Comparing with traditional robotic design based rigid materials, soft material based robotic design shows unique advantages such as large deformation and great compatibility for many applications such as human-machine-interfaces. The field of soft robotics has witnessed numerous growths of new designs of soft actuators and soft sensors. Even though they show the great uniqueness of using soft materials but many of them do not have a comprehensive performance to adapt to different complex scenarios. Therefore, we came with material-level designs using soft smart materials, such as liquid crystal elastomers and hydrogels, to address this challenge.

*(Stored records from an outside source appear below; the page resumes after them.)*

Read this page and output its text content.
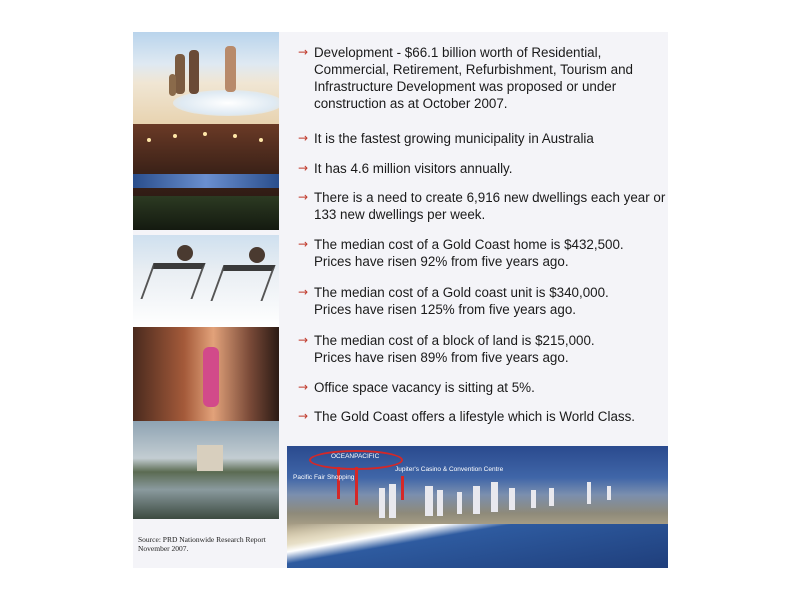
→ Development - $66.1 billion worth of Residential, Commercial, Retirement, Refurbishment, Tourism and Infrastructure Development was proposed or under construction as at October 2007.
→ It is the fastest growing municipality in Australia
→ It has 4.6 million visitors annually.
→ There is a need to create 6,916 new dwellings each year or 133 new dwellings per week.
→ The median cost of a Gold Coast home is $432,500. Prices have risen 92% from five years ago.
→ The median cost of a Gold coast unit is $340,000. Prices have risen 125% from five years ago.
→ The median cost of a block of land is $215,000. Prices have risen 89% from five years ago.
→ Office space vacancy is sitting at 5%.
→ The Gold Coast offers a lifestyle which is World Class.
Source: PRD Nationwide Research Report
November 2007.
OCEANPACIFIC
Jupiter's Casino & Convention Centre
Pacific Fair Shopping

In this dissertation, we first designed and fabricated an electrically controlled soft actuator with multiple and reprogrammable actuation modes, and then demonstrated a reusable and general-purpose soft actuator which can meet various requirements in constructing new soft active devices. Secondly, we developed an integrated artificial motor unit based on gold-coated ultrathin liquid crystal elastomer (LCE) film. Due to the small thermal inertial of the ultrathin LCE structure, its cyclic actuation speed is fast and easily controllable. We showed that under electrical stimulation, the actuation strain of the LCE-based motor unit reaches 45%, strain rate is as high as 750 %/s, and the output power density is as high as 1360 W/kg. Lastly, we developed a transparent and stretchable hydrogel-based ionic diode based on doped polyacrylamide hydrogels. Using the ionic diode, we further successfully constructed two types of ionic logic gates, which can potentially be used as soft sensors. We hope the material-based designs of soft actuators and soft sensors we developed in this dissertation can be used as the basic functional elements for advanced and integrated soft robotic systems.